The financial statements for the period March 1, 1999 through November
18, 1999 are unaudited and include all adjustments which, in the opinion
of management, are necessary for a fair statement of the results of
operations for the period then ended. All such adjustments are of a
normal recurring nature. The results of the Company's operations for any
interim period are not necessarily indicative of the results of the
Company's operations for a full fiscal year.
Note 2 - Income Taxes
The provision for income taxes for the period presented varied from the
federal statutory income tax rate primarily due to not recognizing an
income tax benefit from a net operating loss principally resulting from
a stock-based compensation expense deduction.
Note 3 - Contingencies
The Company is involved in various litigation arising in the ordinary
course of business. Management believes that the ultimate resolution of
such litigation will not have a material effect on the Company's results
of operations or financial position.
Note 4 - Subsequent Event
On November 19, 1999, the Company was acquired by HydroChem Industrial
Services, Inc. Immediately prior to the transaction, all outstanding
options under the Company's Stock Option Plan were exercised. As a
result, the Company recorded compensation costs in the amount of
$2,468,078.
16
<PAGE>
HYDROCHEM INDUSTRIAL SERVICES, INC.
AND SUBSIDIARIES
PRO FORMA FINANCIAL INFORMATION
EXPLANATORY NOTE
On November 19, 1999, HydroChem Industrial Services, Inc.("HCIS") acquired
all of the issued and outstanding shares of capital stock ("the Shares") of
Landry Service Co., Inc. ("LANSCO"). LANSCO is primarily engaged in the business
of tank cleaning, oil reclamation and liquid-solid waste separation for the oil
refining industry. This acquisition was consummated pursuant to a stock purchase
agreement (the "Stock Purchase Agreement") of the same date by and among HCIS,
LANSCO and each stockholder of LANSCO. Under the Stock Purchase Agreement, HCIS
paid $35.5 million for the Shares, consisting of $32.0 million in cash paid at
closing and $3.5 million in promissory notes (the "Seller Notes") payable in
installments with interest over the two years following the date of
acquisition to the two former principal stockholders of LANSCO. In addition,
HCIS entered into an Additional Sales Proceeds and Consulting Agreement with one
of these former principal stockholders which provides for further payments of
$1.25 million to that former stockholder over the two years following the date
of acquisition. The source of funds for the acquisition was a combination of
existing available cash, the Seller Notes, and bank debt from a new senior
secured credit facility. HCIS intends to use LANSCO's assets and operations to
expand LANSCO's customer base and strengthen HCIS' tank cleaning business. The
acquisition has been accounted for using the purchase method of accounting.

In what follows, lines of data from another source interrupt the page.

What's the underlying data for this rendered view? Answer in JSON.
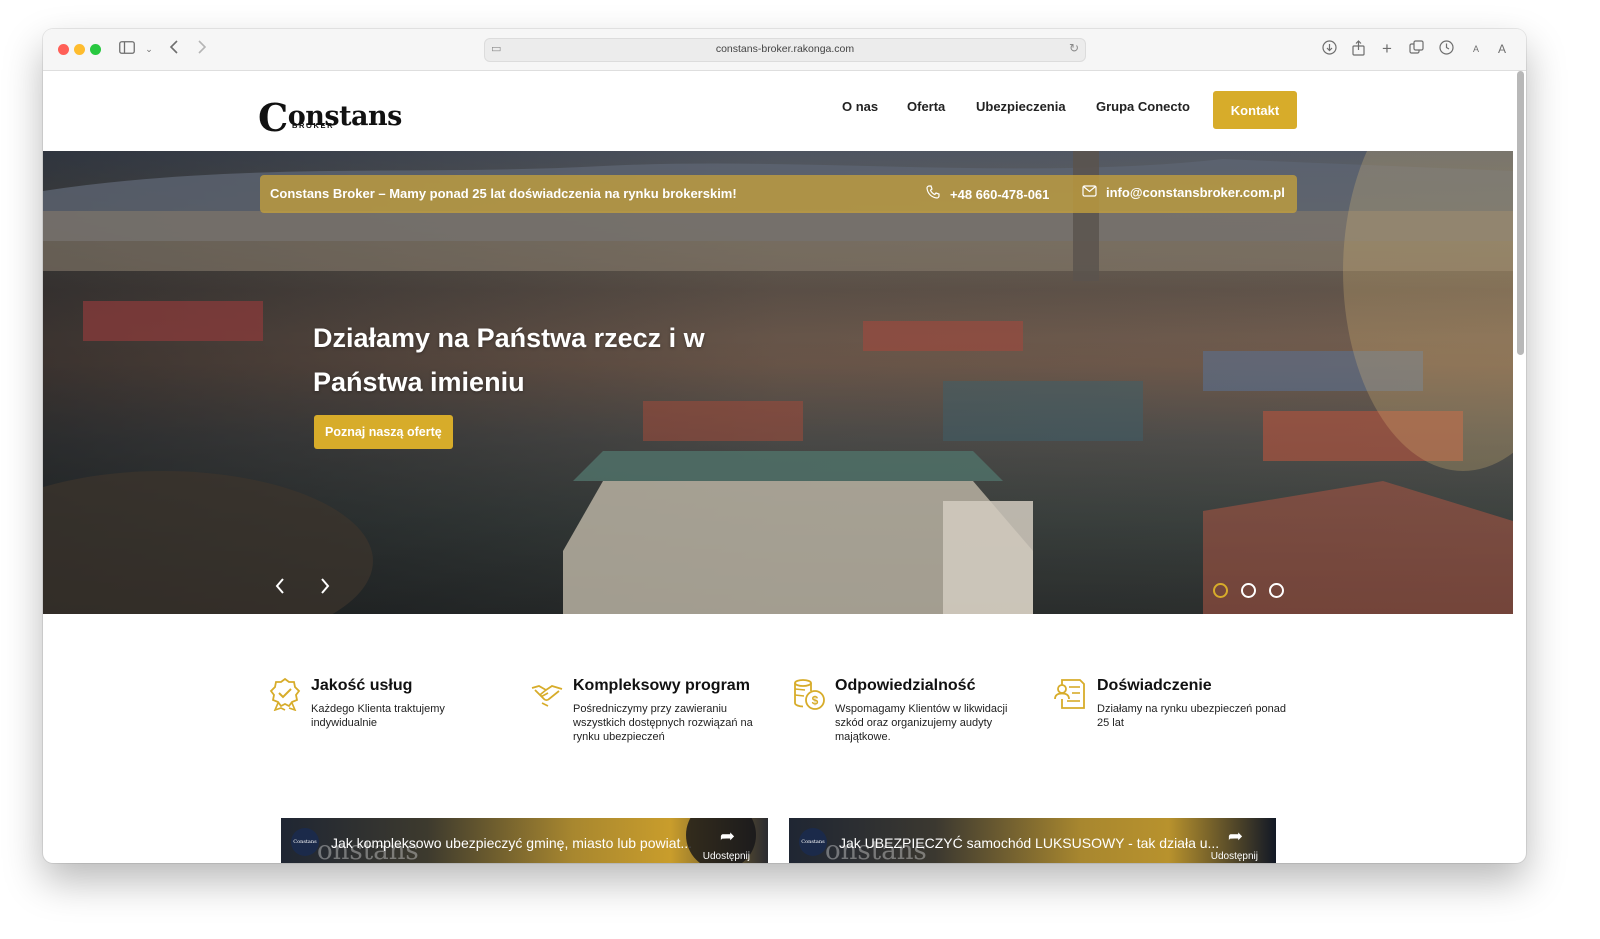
{
  "browser": {
    "url": "constans-broker.rakonga.com",
    "reader_small_label": "A",
    "reader_large_label": "A"
  },
  "site": {
    "logo_text": "onstans",
    "logo_initial": "C",
    "logo_sub": "BROKER",
    "nav": {
      "about": "O nas",
      "offer": "Oferta",
      "insurance": "Ubezpieczenia",
      "group": "Grupa Conecto",
      "contact": "Kontakt"
    }
  },
  "hero": {
    "info_text": "Constans Broker – Mamy ponad 25 lat doświadczenia na rynku brokerskim!",
    "phone": "+48 660-478-061",
    "email": "info@constansbroker.com.pl",
    "title": "Działamy na Państwa rzecz i w Państwa imieniu",
    "cta": "Poznaj naszą ofertę",
    "active_slide": 1,
    "slide_count": 3
  },
  "features": [
    {
      "icon": "quality-badge-icon",
      "title": "Jakość usług",
      "desc": "Każdego Klienta traktujemy indywidualnie"
    },
    {
      "icon": "handshake-icon",
      "title": "Kompleksowy program",
      "desc": "Pośredniczymy przy zawieraniu wszystkich dostępnych rozwiązań na rynku ubezpieczeń"
    },
    {
      "icon": "coins-icon",
      "title": "Odpowiedzialność",
      "desc": "Wspomagamy Klientów w likwidacji szkód oraz organizujemy audyty majątkowe."
    },
    {
      "icon": "document-user-icon",
      "title": "Doświadczenie",
      "desc": "Działamy na rynku ubezpieczeń ponad 25 lat"
    }
  ],
  "videos": [
    {
      "title": "Jak kompleksowo ubezpieczyć gminę, miasto lub powiat...",
      "share": "Udostępnij",
      "channel": "Constans",
      "bg_logo": "onstans"
    },
    {
      "title": "Jak UBEZPIECZYĆ samochód LUKSUSOWY - tak działa u...",
      "share": "Udostępnij",
      "channel": "Constans",
      "bg_logo": "onstans"
    }
  ],
  "colors": {
    "accent": "#d7ac2a",
    "text": "#111111"
  }
}
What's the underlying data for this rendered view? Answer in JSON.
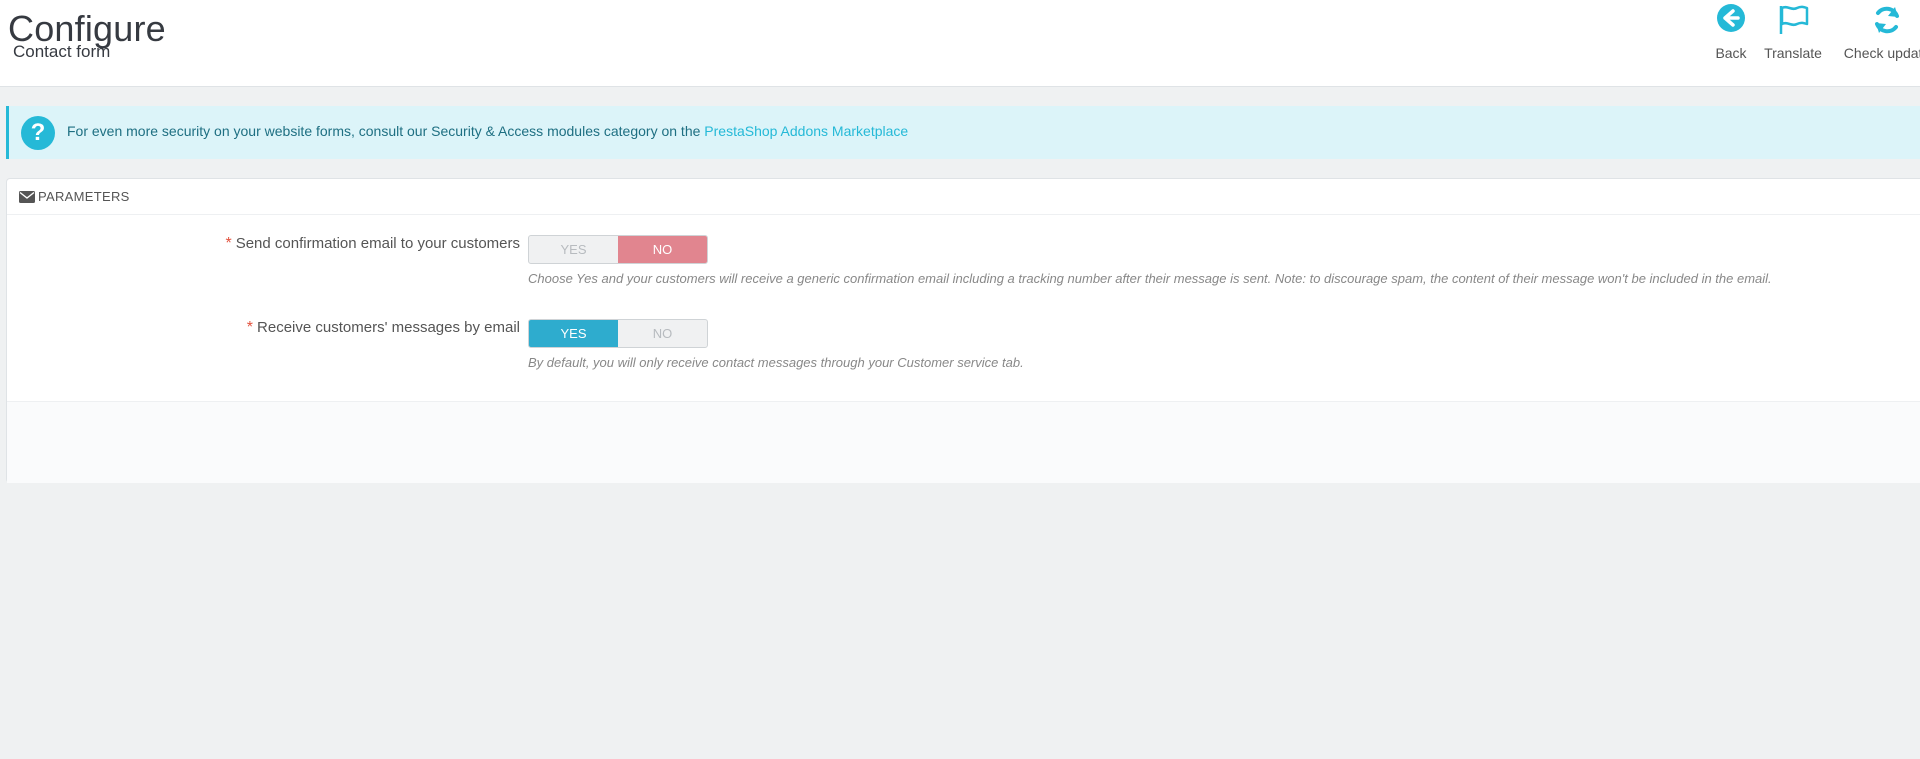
{
  "header": {
    "title": "Configure",
    "subtitle": "Contact form",
    "toolbar": {
      "back_label": "Back",
      "translate_label": "Translate",
      "check_label": "Check update"
    }
  },
  "alert": {
    "text": "For even more security on your website forms, consult our Security & Access modules category on the ",
    "link_text": "PrestaShop Addons Marketplace"
  },
  "panel": {
    "heading": "PARAMETERS",
    "fields": [
      {
        "required_mark": "*",
        "label": "Send confirmation email to your customers",
        "yes_label": "YES",
        "no_label": "NO",
        "value": "NO",
        "help": "Choose Yes and your customers will receive a generic confirmation email including a tracking number after their message is sent. Note: to discourage spam, the content of their message won't be included in the email."
      },
      {
        "required_mark": "*",
        "label": "Receive customers' messages by email",
        "yes_label": "YES",
        "no_label": "NO",
        "value": "YES",
        "help": "By default, you will only receive contact messages through your Customer service tab."
      }
    ]
  },
  "colors": {
    "accent": "#25b9d7",
    "no_active": "#e1858f",
    "yes_active": "#2eacce",
    "required": "#e2513d"
  },
  "icons": {
    "back": "arrow-circle-left-icon",
    "translate": "flag-icon",
    "check": "refresh-icon",
    "alert": "question-circle-icon",
    "panel": "envelope-icon"
  }
}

On January 5, 1999, HCIS acquired substantially all of the assets and
assumed certain liabilities of Valley Systems, Inc. and Valley Systems of Ohio,
Inc. (collectively, "VALLEY"). The assets acquired consisted primarily of (i)

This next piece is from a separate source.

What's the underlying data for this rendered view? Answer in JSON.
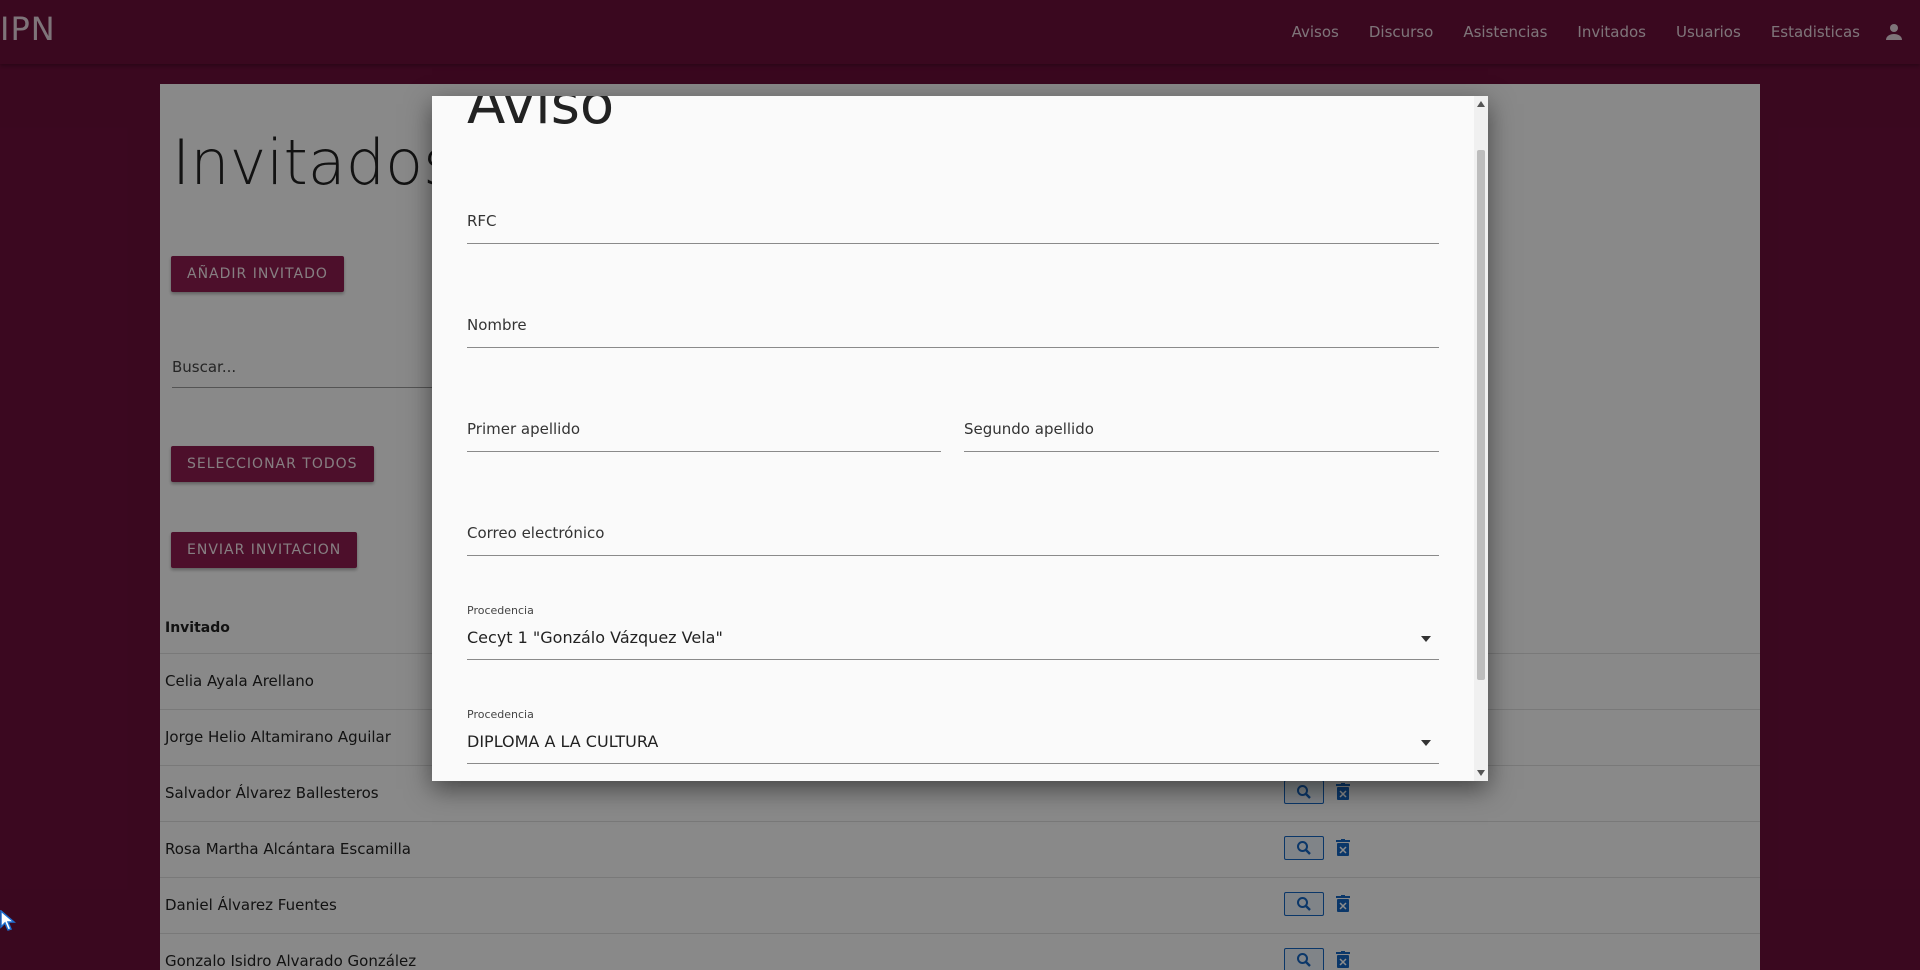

accounts receivable, (ii) property, plant and equipment, (iii) intangibles, and
(iv) other operating assets. The purchase price for the acquired assets,
including certain post closing adjustments, was approximately $30.9 million in
cash of which $4 million was deposited into escrow. In addition, HCIS assumed
approximately $2.5 million of VALLEY's capital lease obligations, which were
converted to operating leases in March 1999, and paid $5.3 million in cash at
closing to retire VALLEY's bank debt. The source of funds for the purchase price
and retirement of VALLEY's bank debt was a combination of cash on hand and
borrowings under HCIS' then existing credit facility.

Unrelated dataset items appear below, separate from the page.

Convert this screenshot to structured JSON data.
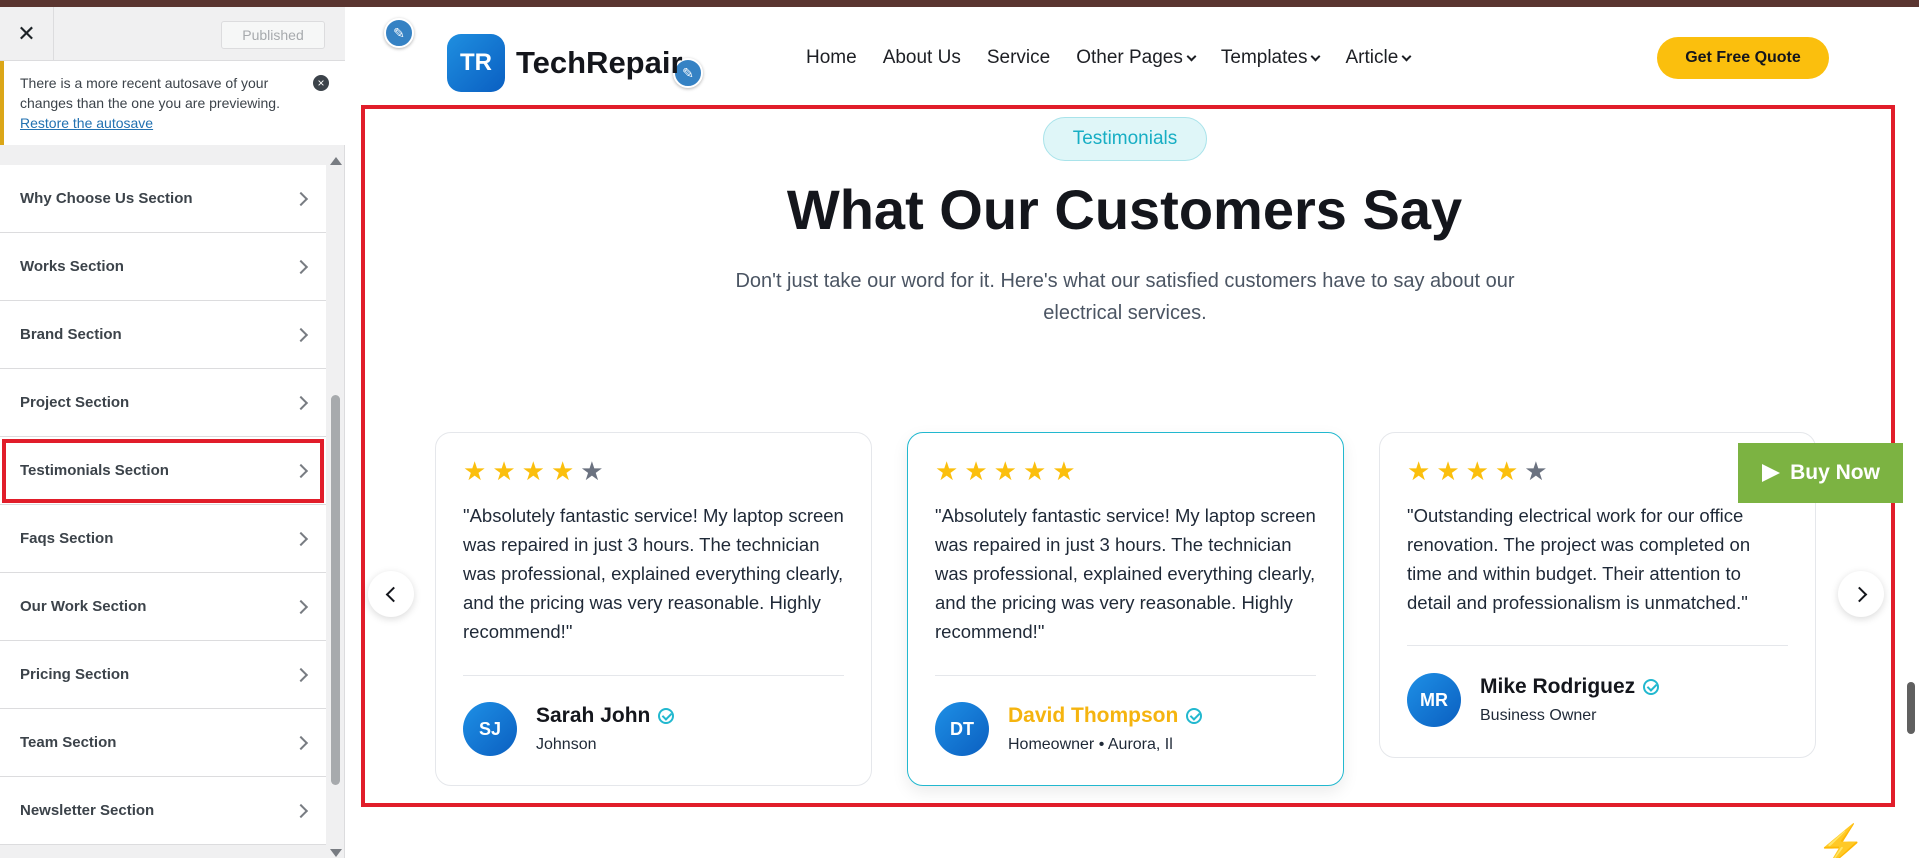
{
  "sidebar": {
    "close_icon": "✕",
    "publish_label": "Published",
    "notice": {
      "text": "There is a more recent autosave of your changes than the one you are previewing.",
      "link": "Restore the autosave"
    },
    "items": [
      {
        "label": "Why Choose Us Section"
      },
      {
        "label": "Works Section"
      },
      {
        "label": "Brand Section"
      },
      {
        "label": "Project Section"
      },
      {
        "label": "Testimonials Section"
      },
      {
        "label": "Faqs Section"
      },
      {
        "label": "Our Work Section"
      },
      {
        "label": "Pricing Section"
      },
      {
        "label": "Team Section"
      },
      {
        "label": "Newsletter Section"
      }
    ]
  },
  "header": {
    "logo_initials": "TR",
    "logo_text": "TechRepair",
    "nav": {
      "home": "Home",
      "about": "About Us",
      "service": "Service",
      "other": "Other Pages",
      "templates": "Templates",
      "article": "Article"
    },
    "cta": "Get Free Quote"
  },
  "testimonials": {
    "tag": "Testimonials",
    "title": "What Our Customers Say",
    "subtitle": "Don't just take our word for it. Here's what our satisfied customers have to say about our electrical services.",
    "cards": [
      {
        "rating": 4,
        "quote": "\"Absolutely fantastic service! My laptop screen was repaired in just 3 hours. The technician was professional, explained everything clearly, and the pricing was very reasonable. Highly recommend!\"",
        "initials": "SJ",
        "name": "Sarah John",
        "role": "Johnson"
      },
      {
        "rating": 5,
        "quote": "\"Absolutely fantastic service! My laptop screen was repaired in just 3 hours. The technician was professional, explained everything clearly, and the pricing was very reasonable. Highly recommend!\"",
        "initials": "DT",
        "name": "David Thompson",
        "role": "Homeowner • Aurora, Il"
      },
      {
        "rating": 4,
        "quote": "\"Outstanding electrical work for our office renovation. The project was completed on time and within budget. Their attention to detail and professionalism is unmatched.\"",
        "initials": "MR",
        "name": "Mike Rodriguez",
        "role": "Business Owner"
      }
    ]
  },
  "buy_now": "Buy Now",
  "colors": {
    "accent": "#fbbf0d",
    "teal": "#22b8cf",
    "highlight": "#e11d2a",
    "buy_now": "#7cb342"
  }
}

The unaudited pro forma financial information presented consists of
(i) an unaudited pro forma consolidated balance sheet as of September 30, 1999,
(ii) an unaudited pro forma consolidated statement of operations for the year
ended December 31, 1998, and (iii) an unaudited pro forma consolidated statement
of operations for the nine months ended September 30, 1999. The following
unaudited pro forma consolidated financial statements are derived from (i) the
HCIS historical unaudited consolidated balance sheet and statement of operations
as of and for the nine months ended September 30, 1999, and the HCIS
consolidated statement of operations for the year ended December 31, 1998, (ii)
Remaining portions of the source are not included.